The European Union’s statement, issued July 10, confirmed this when it noted the army’s rebellion as well as the absence of any official statement offering condolences for the death of the Kashibi Brigade. During the war, President Abed Rabbo Mansour Hadi stayed silent and did not give any legitimacy to these fighters. He did not isolate his commander or reveal his rebellion so he would not clash with Mohsen.

This does not mean that the country’s government did not try to take small steps, even late ones. Hadi was late, on June 8, to name a new governor from the Congress Party and eliminate one source of tension caused by the Islah governor. (The tension was caused by the Houthis' rejection of the presence of any Islah member in the government, especially since both parties were in conflict over the control of the north.) However, things had already exploded and the war was on. The army, pro-Mohsen or not, was putting pressure on the president and the minister of defense, as supporting an army brigade is necessary to prevent rebellious groups from trying to take over a city close to the capital. The air force was operational, but according to observers, these strikes were not at all effective and neither stopped nor reduced the Houthis' week-long blockade. The only result was to diminish the anger of the generals until the brigade failed and its commander was killed July 8.

The military victory of the Houthis is attributed to their status as a religious group from Zaydi, fighting with militants from the same regions — unlike Islah, who are getting help from people from outside the region and from one rebel army brigade. On the other hand, Islah's inadequate ruling from Sanaa led to the loss of the people’s support. This is how the Houthis took advantage of Islah’s enemies and mistakes.

The regional situation also favors the Houthis, who are supported by Iran, rather than Islah, who are now unprotected after losing the support of Saudi Arabia. This was the result of the growing fear in Saudi Arabia of the Muslim Brotherhood and the stance the Yemeni Brotherhood took concerning the military coup in Egypt, as well as the fact that Riyadh has started to accept the change of power in Yemen in favor of the Houthis. However, this does not mean that it is completely out of the scene, as Hadi flew to Saudi Arabia when Amran failed, to ask for financial and political support.

Some observers, like Sanna-based political consultant Abdul Ghani al-Iryani, think that the Houthis have earned a great deal of military gains and that their military faction, led by Abu Ali al-Hakem, is now out of the control of the political leadership, which is a dangerous sign.
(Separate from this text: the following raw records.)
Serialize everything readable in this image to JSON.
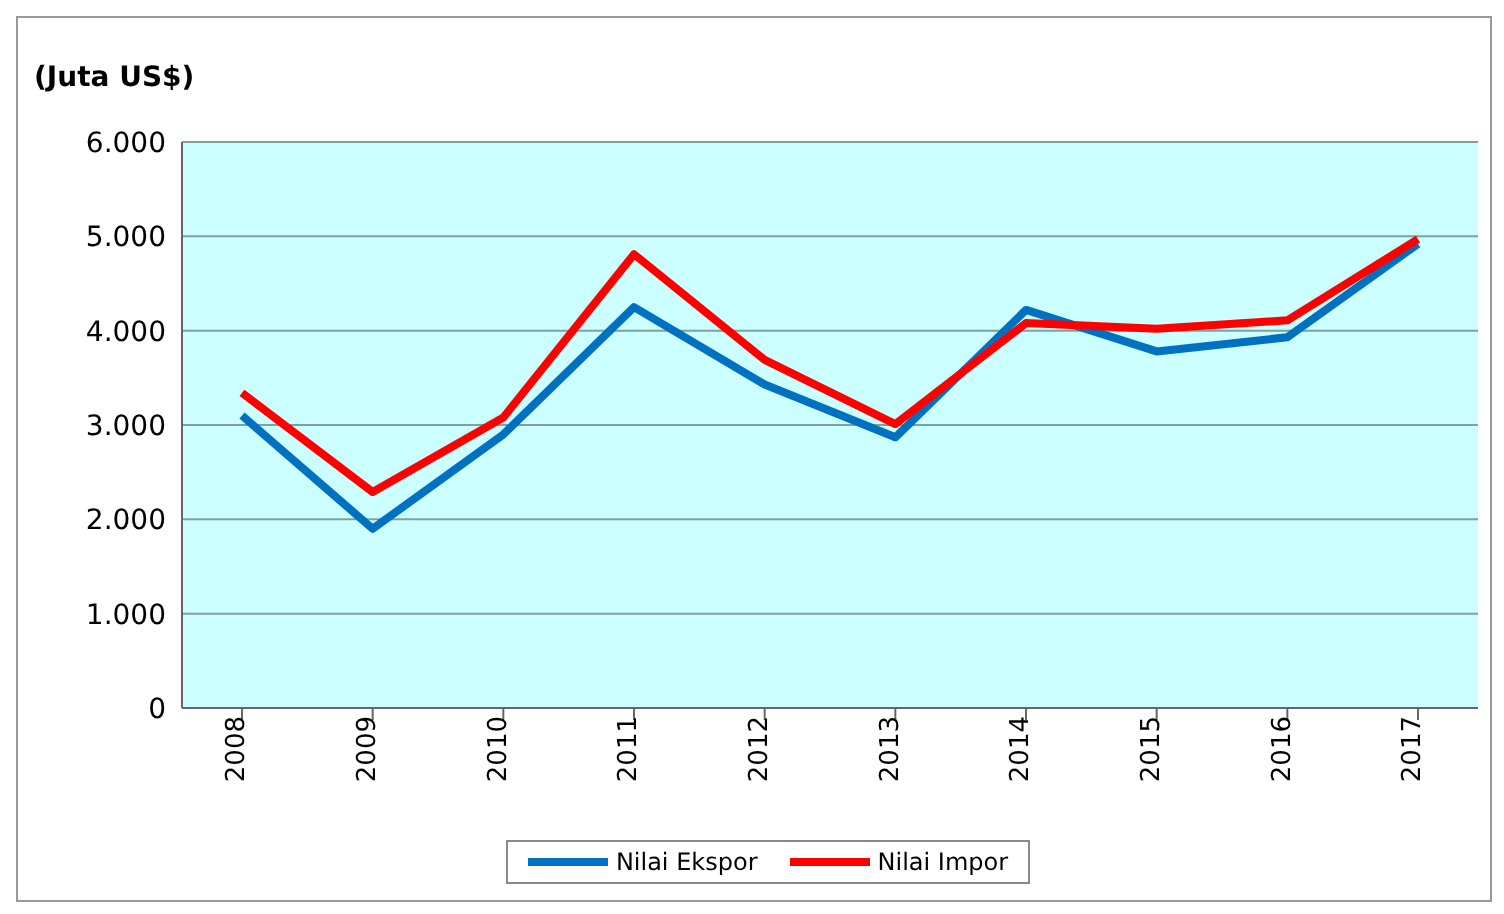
{
  "chart_data": {
    "type": "line",
    "ylabel": "(Juta US$)",
    "categories": [
      "2008",
      "2009",
      "2010",
      "2011",
      "2012",
      "2013",
      "2014",
      "2015",
      "2016",
      "2017"
    ],
    "series": [
      {
        "name": "Nilai Ekspor",
        "color": "#0070c0",
        "values": [
          3100,
          1900,
          2900,
          4250,
          3430,
          2870,
          4220,
          3780,
          3930,
          4920
        ]
      },
      {
        "name": "Nilai Impor",
        "color": "#ff0000",
        "values": [
          3340,
          2290,
          3080,
          4810,
          3690,
          3010,
          4080,
          4020,
          4110,
          4970
        ]
      }
    ],
    "ylim": [
      0,
      6000
    ],
    "yticks": [
      0,
      {
        "value": 1000,
        "label": "1.000"
      },
      {
        "value": 2000,
        "label": "2.000"
      },
      {
        "value": 3000,
        "label": "3.000"
      },
      {
        "value": 4000,
        "label": "4.000"
      },
      {
        "value": 5000,
        "label": "5.000"
      },
      {
        "value": 6000,
        "label": "6.000"
      }
    ],
    "grid": "y",
    "legend": "bottom",
    "marker": "none",
    "line_style": "solid"
  }
}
However, due to the international and regional interventions, Iryani does not find the Houthis to be on their way to expanding even more. He also believes that things on the battlefield are going to calm down.

On the other hand, Yemeni journalist Abdul Bary Taher sees the Houthis as an armed militia and thinks that the political side is only a fragile layer that would make sure the military fight continues, but at a slower pace. The Houthis will most probably try to take over all the geographical area of Zaydi, surrounding the capital Sanaa, but without fighting in Sanaa itself. Even though the capital is a historical Zaydi city, over the past decade it has become a city for Yemenis from all different religious sects. Opinions vary concerning what could happen and how much control Hadi and the countries supporting the GCC initiative have on the situation. However, it is certain that the next few months will determine the outcomes of the conflict in Yemen. Will there be signs of peace or escalation?